Sanders acts like he believes the canard that Ralph Nader cost Al Gore the election in Florida in 2000, and obviously hopes to avoid a similar outcome in November. The idea that his supporters would run in any significant numbers to the Green party, dragging his legacy behind them to a woman he sees as a spoiler and whose run, he seems to believe, may contribute to a Trump presidency, has to be unimaginably horrific. His remarks to the press since the convention make it sound like there really are only two options, regardless of whether voters are living in swing states or not. Whether Sanders acknowledges it or not, it is a fact that voting for third-party candidates in safe red or safe blue states will not affect the electoral vote totals of either Clinton or Trump, and will put pressure on democrats who need the support of progressives in the future. Sanders has said different things at different times about third parties, and apparently would not return Jill Stein’s calls. He couldn’t, of course, because that would be to take notice of her candidacy and draw attention from Clinton. Instead he has to go out on the stump talking single-issue stop-Trump and supporting Clinton’s democrats, which puts him at an increasing distance from his own message during the primary and from what is likely to be a significant core of his supporters, who, while grateful, will carry on now without him. When the inevitable chants of “Ber-nie! Ber-nie! Ber-nie!” would break out at his rallies, Sanders would cut them off, insisting, with his characteristic sweeping gesture, that “this is not about me, it’s about YOU! It’s about us! US!” (#NotMeUs). Indeed.

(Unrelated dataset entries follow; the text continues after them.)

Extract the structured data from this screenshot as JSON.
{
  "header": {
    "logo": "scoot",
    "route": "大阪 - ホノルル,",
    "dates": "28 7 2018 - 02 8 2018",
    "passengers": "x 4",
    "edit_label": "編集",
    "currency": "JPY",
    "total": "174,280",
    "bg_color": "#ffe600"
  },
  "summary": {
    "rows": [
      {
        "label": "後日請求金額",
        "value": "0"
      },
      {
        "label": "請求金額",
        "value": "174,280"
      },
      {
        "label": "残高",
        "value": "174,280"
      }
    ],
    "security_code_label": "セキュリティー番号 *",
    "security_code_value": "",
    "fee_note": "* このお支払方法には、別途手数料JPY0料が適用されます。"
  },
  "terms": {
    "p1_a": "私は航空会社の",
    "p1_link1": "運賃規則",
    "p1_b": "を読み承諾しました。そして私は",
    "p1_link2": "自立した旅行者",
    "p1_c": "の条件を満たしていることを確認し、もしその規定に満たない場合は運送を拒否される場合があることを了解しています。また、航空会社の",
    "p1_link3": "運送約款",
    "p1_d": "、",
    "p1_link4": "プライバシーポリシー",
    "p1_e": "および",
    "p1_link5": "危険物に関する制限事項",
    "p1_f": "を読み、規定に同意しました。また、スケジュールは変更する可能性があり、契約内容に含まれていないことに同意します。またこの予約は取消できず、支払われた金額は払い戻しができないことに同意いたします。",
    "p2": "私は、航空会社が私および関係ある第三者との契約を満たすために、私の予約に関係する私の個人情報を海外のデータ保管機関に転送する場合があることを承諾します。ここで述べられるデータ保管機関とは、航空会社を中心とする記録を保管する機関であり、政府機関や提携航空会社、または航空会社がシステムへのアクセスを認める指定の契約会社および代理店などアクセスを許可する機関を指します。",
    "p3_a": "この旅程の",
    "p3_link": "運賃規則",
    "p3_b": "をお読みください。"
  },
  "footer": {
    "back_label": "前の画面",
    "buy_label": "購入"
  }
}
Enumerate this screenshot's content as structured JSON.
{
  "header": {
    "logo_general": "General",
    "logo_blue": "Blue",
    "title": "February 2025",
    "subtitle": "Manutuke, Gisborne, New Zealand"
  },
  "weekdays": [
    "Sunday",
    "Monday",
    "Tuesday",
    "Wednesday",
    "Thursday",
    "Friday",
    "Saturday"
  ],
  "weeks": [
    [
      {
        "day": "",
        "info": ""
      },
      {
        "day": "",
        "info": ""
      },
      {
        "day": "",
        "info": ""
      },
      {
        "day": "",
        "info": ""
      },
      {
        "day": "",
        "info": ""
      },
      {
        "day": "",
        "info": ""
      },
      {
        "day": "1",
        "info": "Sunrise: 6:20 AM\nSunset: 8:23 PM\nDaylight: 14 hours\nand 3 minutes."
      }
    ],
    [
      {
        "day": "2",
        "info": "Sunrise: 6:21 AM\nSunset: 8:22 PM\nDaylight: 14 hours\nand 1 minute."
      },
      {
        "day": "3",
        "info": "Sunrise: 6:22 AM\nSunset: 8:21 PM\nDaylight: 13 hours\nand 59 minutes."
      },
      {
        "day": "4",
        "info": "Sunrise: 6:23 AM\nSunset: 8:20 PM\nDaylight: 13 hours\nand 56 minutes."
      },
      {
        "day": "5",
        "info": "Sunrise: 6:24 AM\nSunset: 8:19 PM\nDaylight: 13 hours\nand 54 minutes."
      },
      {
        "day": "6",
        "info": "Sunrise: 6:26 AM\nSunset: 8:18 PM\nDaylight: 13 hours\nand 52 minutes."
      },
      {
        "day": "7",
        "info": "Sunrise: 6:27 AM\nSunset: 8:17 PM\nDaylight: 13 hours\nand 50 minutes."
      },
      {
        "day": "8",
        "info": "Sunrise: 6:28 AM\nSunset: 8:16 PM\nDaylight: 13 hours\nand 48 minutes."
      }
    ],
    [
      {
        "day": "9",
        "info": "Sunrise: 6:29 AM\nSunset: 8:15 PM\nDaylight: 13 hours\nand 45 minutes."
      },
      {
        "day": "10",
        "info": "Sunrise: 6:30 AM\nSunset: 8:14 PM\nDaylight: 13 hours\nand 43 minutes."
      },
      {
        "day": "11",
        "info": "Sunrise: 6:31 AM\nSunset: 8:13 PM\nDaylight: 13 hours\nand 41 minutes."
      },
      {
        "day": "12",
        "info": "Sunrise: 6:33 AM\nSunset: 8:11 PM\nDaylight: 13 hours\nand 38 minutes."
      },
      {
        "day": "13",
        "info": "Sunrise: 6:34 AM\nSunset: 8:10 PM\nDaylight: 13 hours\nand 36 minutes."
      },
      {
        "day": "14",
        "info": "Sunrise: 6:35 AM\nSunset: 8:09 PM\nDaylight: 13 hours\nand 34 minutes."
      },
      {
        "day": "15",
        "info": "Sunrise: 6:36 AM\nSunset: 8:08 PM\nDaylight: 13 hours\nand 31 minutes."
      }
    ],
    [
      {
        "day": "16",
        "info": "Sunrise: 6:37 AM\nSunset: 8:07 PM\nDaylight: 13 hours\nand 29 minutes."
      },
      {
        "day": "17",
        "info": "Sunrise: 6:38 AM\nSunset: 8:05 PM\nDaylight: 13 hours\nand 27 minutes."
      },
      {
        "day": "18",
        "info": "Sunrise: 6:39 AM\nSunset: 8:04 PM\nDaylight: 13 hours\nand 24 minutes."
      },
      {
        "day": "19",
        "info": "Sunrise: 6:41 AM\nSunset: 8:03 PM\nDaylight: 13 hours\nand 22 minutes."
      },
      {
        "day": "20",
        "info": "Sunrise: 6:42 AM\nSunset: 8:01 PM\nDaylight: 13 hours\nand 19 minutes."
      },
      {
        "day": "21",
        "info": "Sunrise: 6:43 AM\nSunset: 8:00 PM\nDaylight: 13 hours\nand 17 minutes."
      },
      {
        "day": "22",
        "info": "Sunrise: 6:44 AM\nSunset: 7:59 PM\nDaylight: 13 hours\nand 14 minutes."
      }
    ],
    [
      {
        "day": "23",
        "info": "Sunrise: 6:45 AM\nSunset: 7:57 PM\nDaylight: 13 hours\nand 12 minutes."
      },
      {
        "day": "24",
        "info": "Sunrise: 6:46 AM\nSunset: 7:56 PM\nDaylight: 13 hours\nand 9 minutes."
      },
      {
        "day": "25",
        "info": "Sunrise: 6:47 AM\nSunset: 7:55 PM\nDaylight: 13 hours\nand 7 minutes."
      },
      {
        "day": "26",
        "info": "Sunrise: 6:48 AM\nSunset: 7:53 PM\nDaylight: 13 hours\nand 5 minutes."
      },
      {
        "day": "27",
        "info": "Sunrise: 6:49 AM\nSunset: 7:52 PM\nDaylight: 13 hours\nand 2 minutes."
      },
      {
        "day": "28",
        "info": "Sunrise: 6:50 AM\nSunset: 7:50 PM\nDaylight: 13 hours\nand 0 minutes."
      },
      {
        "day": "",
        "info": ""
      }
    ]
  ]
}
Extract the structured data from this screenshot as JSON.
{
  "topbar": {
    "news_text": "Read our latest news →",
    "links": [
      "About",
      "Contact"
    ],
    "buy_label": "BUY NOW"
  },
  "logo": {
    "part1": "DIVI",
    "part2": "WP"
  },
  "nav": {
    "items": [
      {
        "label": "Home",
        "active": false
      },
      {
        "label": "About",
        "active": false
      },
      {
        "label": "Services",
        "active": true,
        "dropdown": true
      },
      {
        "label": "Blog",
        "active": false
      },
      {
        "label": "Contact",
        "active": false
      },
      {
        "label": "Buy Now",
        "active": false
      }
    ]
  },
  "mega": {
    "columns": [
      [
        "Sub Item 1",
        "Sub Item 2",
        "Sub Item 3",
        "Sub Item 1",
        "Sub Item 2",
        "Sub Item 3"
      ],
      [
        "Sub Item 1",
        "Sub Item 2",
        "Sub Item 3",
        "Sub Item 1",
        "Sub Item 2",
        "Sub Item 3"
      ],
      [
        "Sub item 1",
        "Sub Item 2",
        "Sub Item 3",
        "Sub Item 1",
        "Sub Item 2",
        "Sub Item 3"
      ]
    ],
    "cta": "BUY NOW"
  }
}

*One of the lasting mysteries of the Sanders campaign is why it is he stopped communicating with his supporters about his plans for the convention and for the end of his campaign. Another mystery is what Sanders expected to happen when he quietly planned the New Hampshire endorsement and the sequence of concessions that unfolded during the platform and rules meetings. Yet another is the way he himself imagined the convention, almost half-full of his pledged delegates, many of whom had been filling the information vacuum meanwhile with speculation about his deep-laid plans for seizing the nomination on site and recrimination for fellow supporters who suggested that no, it wasn’t going to go like that. After the DC primary, Sanders started talking to the mainstream media about things he was not raising with supporters. Berners who had unplugged in the spring weren’t seeing or hearing it, and many assumed it was misreported–a common feature of MSM coverage of Sanders. Ultimately this felt like the politics version of seeing the Facebook relationship status of the person you’re seeing updated to “It’s complicated.” We had, in effect, heard it through the grapevine. But it turns out we should have known it was coming.
**Those concerned about Sanders’ candidacy from the left use the term “sheepdog” to refer to what he ended up trying to do in fact: raise people’s passion for progressive causes and use it to keep them in the democratic party with hopes of reforming it from the inside.
***An interest fanned again just four days later by Turner’s statement that she was considering Jill Stein’s invitation to run as the Green party vice-presidential nominee. The short-lived speculation set up by the news produced even more buzz, cut short only by her announcement the next day that she would work on local organizing inside the democratic party in Ohio instead. Around the same time, National Nurses leader RoseAnn DeMoro issued a call to continue donations to the Sanders campaign, listing 10 reasons to do so, under the #OurRevolution banner, the name of one of the organizations Sanders is establishing to support progressive candidates inside the democratic party.